Lihat ke Halaman Asli

Naila NafisatunMualamah

Mahasiswa Prodi Pendidikan Matematika, Fakultas Keguruan dan Ilmu Pendidikan, Universitas Islam Sultan Agung

Society 5.0: Meminimalisir Miskonsepsi Matematika

Diperbarui: 31 Desember 2022   19:22

Kompasiana adalah platform blog. Konten ini menjadi tanggung jawab bloger dan tidak mewakili pandangan redaksi Kompas.

Ilmu Sosbud dan Agama. Sumber ilustrasi: PEXELS

Ibu Nila Ubaidah, S.Pd., M.Pd. (Dosen Pendidikan Matematika, Fakultas Keguruan dan Ilmu Pendidikan, UNISSULA)

Naila Nafisatun Mu'alamah (Mahasiswa Pendidikan Matematika, Fakultas Keguruan dan Ilmu Pendidikan, UNISSULA)

Berbagai aspek kehidupan manusia semakin berkembang pesat dengan adanya perkembangan teknologi. Artificial intelligence atau kecerdasan buatan sudah mampu menguasai hampir keseluruh kehidupan manusia. Kini masyarakat dunia dikenalkan oleh Jepang dengan gagasan Society 5.0, padahal masyarakat dunia belum selesai beradaptasi terkait revolusi industri 4.0 yang dikenalkan oleh Eropa.
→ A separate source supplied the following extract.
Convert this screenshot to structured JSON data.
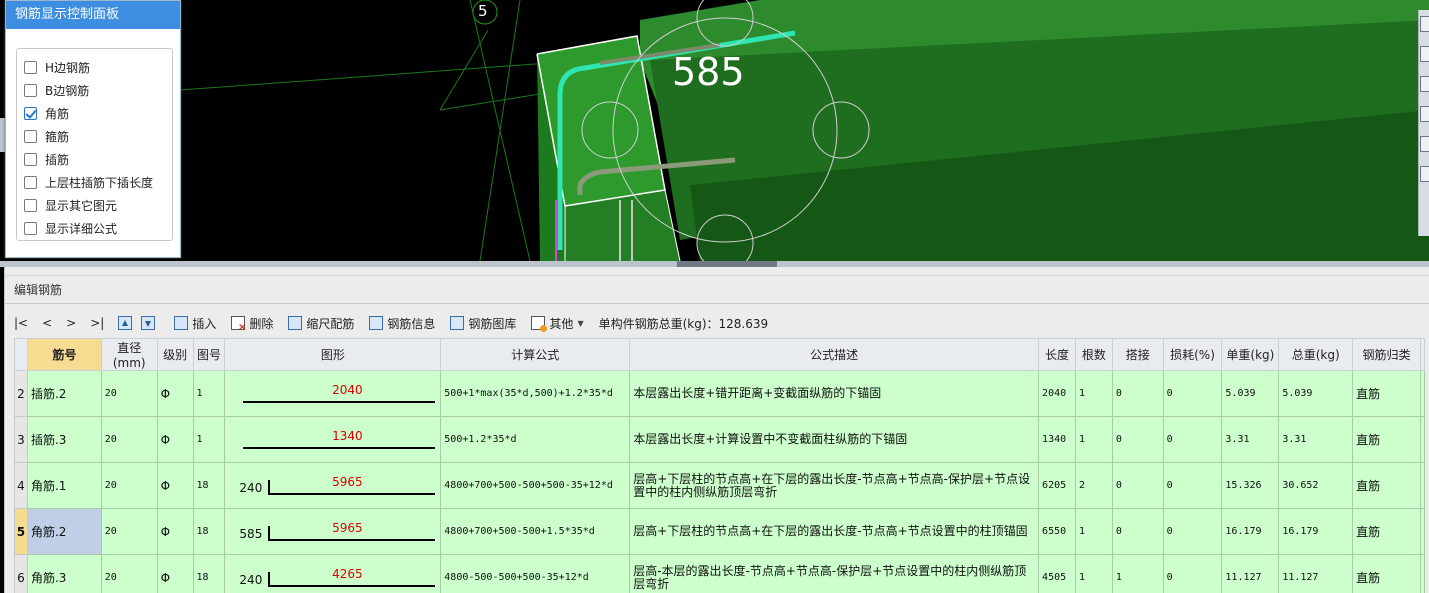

Revolusi industri 4.0 menimbulkan disrupsi hingga dimunculkanlah gagasan Society 5.0.

Apa sih Society 5.0 atau masyarakat 5.0?

Masyarakat 5.0 memiliki arti sebagai suatu konsep masyarakat yang berpusat pada manusia dan berkolaborasi dengan teknologi. Era Society 5.0 yakni masyarakat diharapkan mampu menghadapi tantangan dan dapat menyelesaikan berbagai masalah dengan memanfaatkan inovasi yang muncul di era revolusi industri 4.0.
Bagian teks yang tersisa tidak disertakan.